I also same here. Has since I discovered Ctrl+R, and equipped it with fzf (https://github.com/junegunn/fzf), every terminal command is in my hand, I can fuzzy search and not need to remember the exact command. This really saved me a lot of times.
`cd -` is great for when you just want to nip out of your current directory for a second and then come straight back - especially as I'm pretty sure that most of us never think about pushd/popd until after we've moved to the other directory with cd :)
Semi-related: if I want to do a little side quest, maybe pop over to another repo or git worktree for a quick look, I'll drop into a subshell just by running bash before cd-ing. Then I just exit that shell (alias q=exit) when I want to return back to the original dir and context.
You know that you can just press <CTRL+D> at the bash prompt to quit it as well? (In fact <CTRL+D> will quit out of most command line programs as it's the End Of Transmission character)

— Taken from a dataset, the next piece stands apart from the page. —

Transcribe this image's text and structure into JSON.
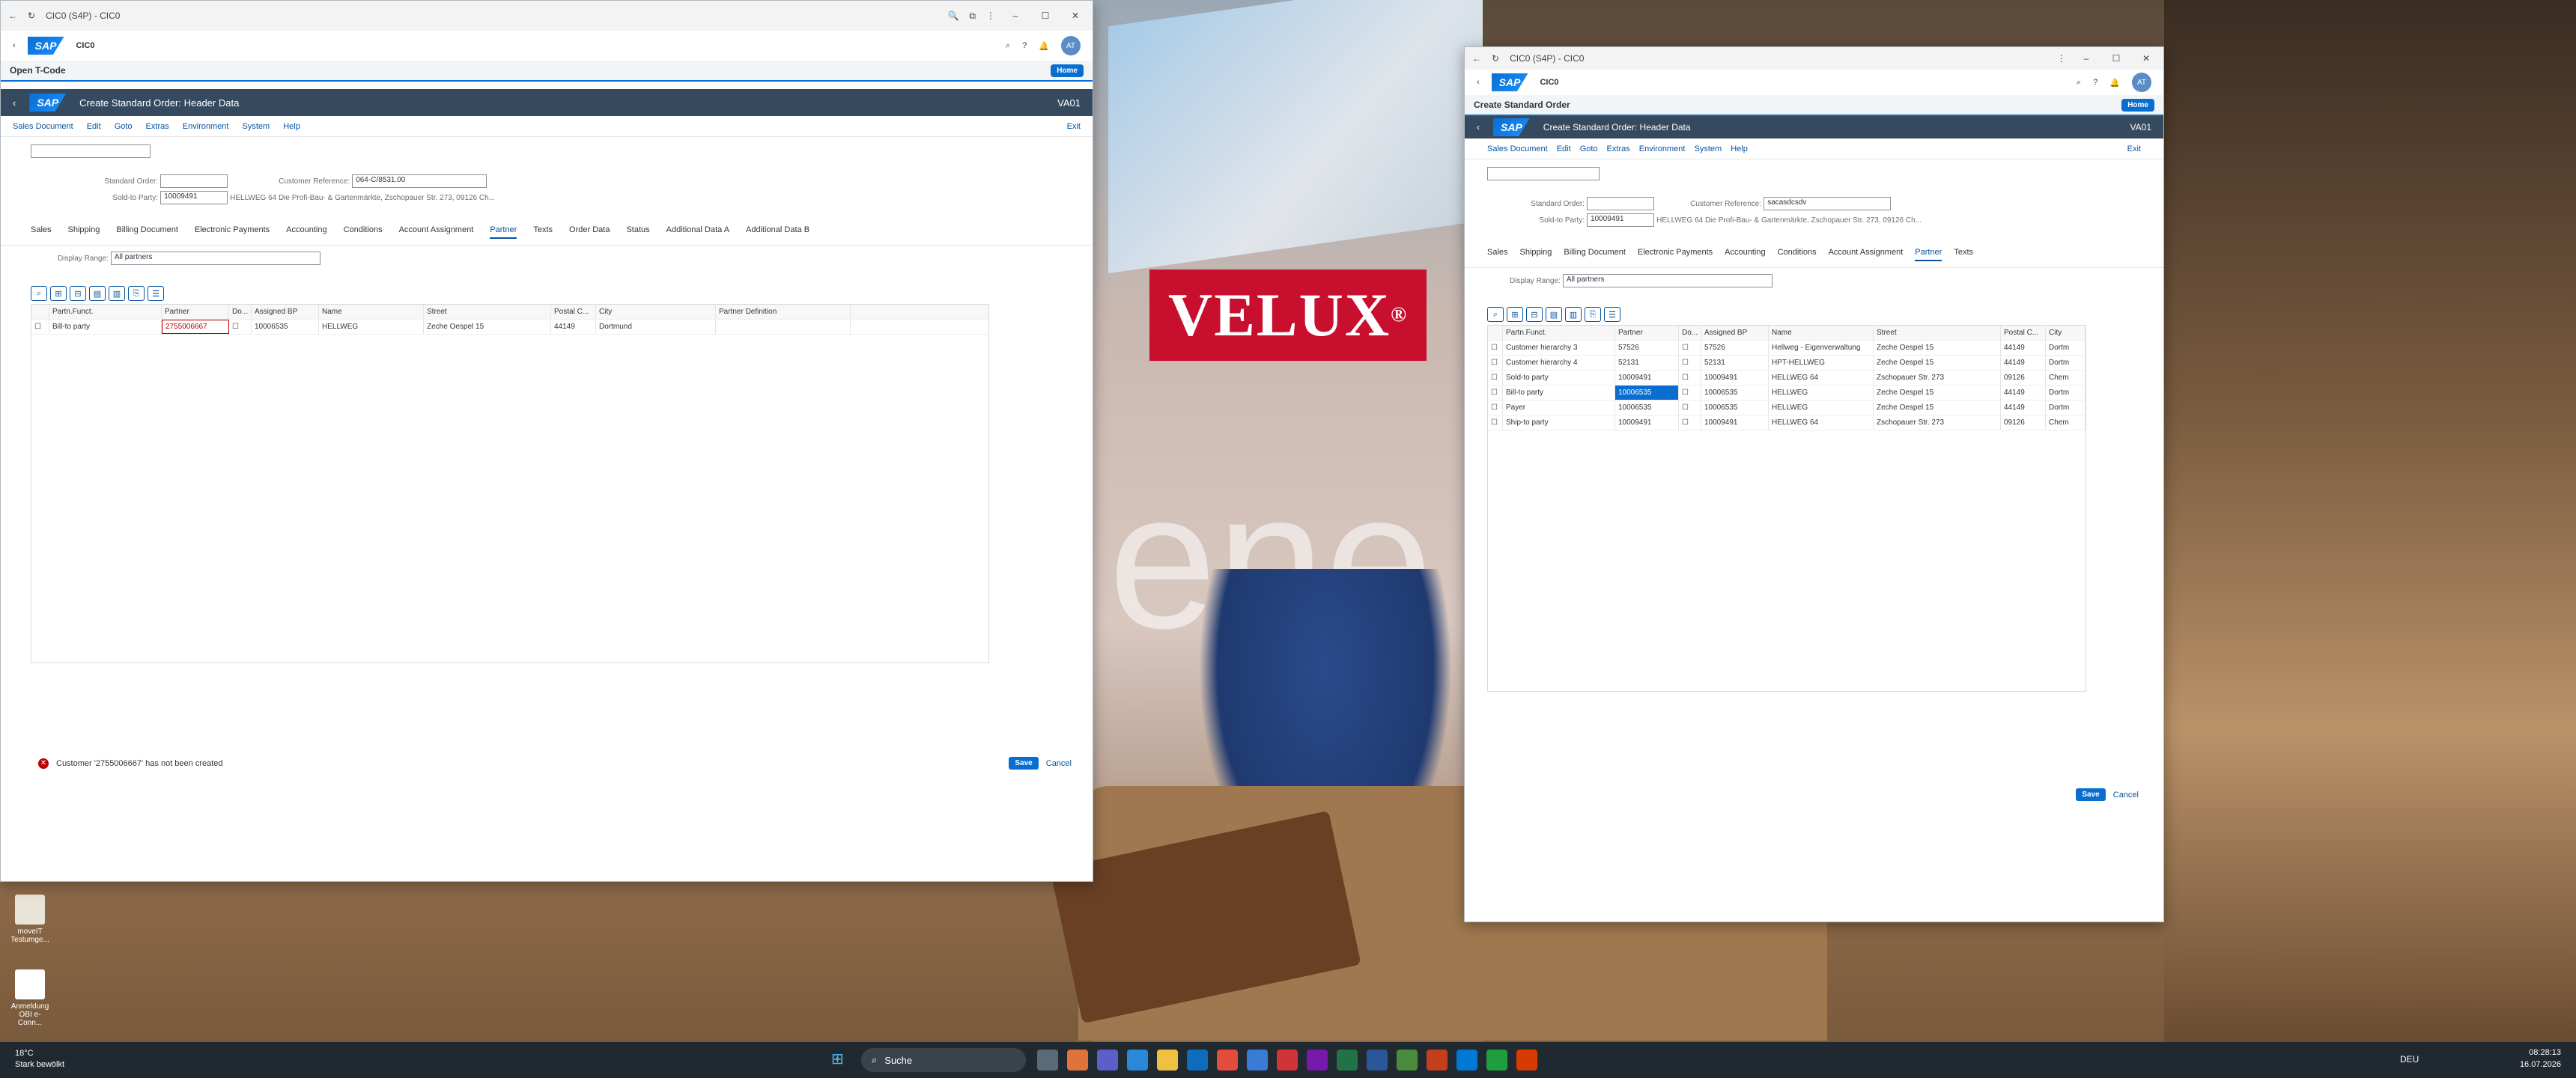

I have a super neat one but it's on my work machine. Not strictly a one-liner but definitely a CLI QoL improvement. It allows me to type a partial command, for e.g. up to where a file path might be, hit a hotkey to invoke (e.g.) fzf, and finally have fzf's output inserted where my cursor was in the command. Uses some vars that readline exposes. I haven't taken it beyond inserting paths yet, but you could imagine you could do a lot with inserting arbitrary output into a command you are midway through typing. I'll reply to this when I have it on hand.
> but it's on my work machine
Install Tailscale on your machines, and your work machine is always just one ssh command away.
I am not allowed to install legitimate development tools..
All files in this git repository containing the string "foo"
Using ripgrep,
git grep -l foo | sort -u
Want the HTTP status code for a server?
```alias hstat="curl -Lo /dev/null --silent --head --write-out '%{http_code}\n'" $1 #HTTP status code```
example:
```$ hstat google.com 200```
I use pgrep -fl <name> instead of ps to find running processes by name.
For complex one liners, I keep them in a simple txt file with a brief description so I can find them later when I need to use them again.
Smart move with pgrep -fl—so much cleaner than piping through ps | grep. And keeping a personal cheat sheet of one-liners is underrated.
This one gets uses a lot to compare two versions a JSON file
dd if=/dev/zero bs=1M count=10 | nc -N -l -p 12345
Great simple test for network speed on a box without speedtest-cli or other tools installed.
:(){ :|:& };:
This is an “I need a long coffee break” command, right?
It‘s a „Mr. Computer-Man please help - my computer isn‘t working“ command :)
Do you, ah, find yourself using that a lot?:)
How else can I make use of my 16-core laptop processor?
alias untar='tar -zxvf'
Boring but
docker ps
docker kill
git switch
git commit
git push
Not boring at all. These are the real “daily drivers” that keep things moving.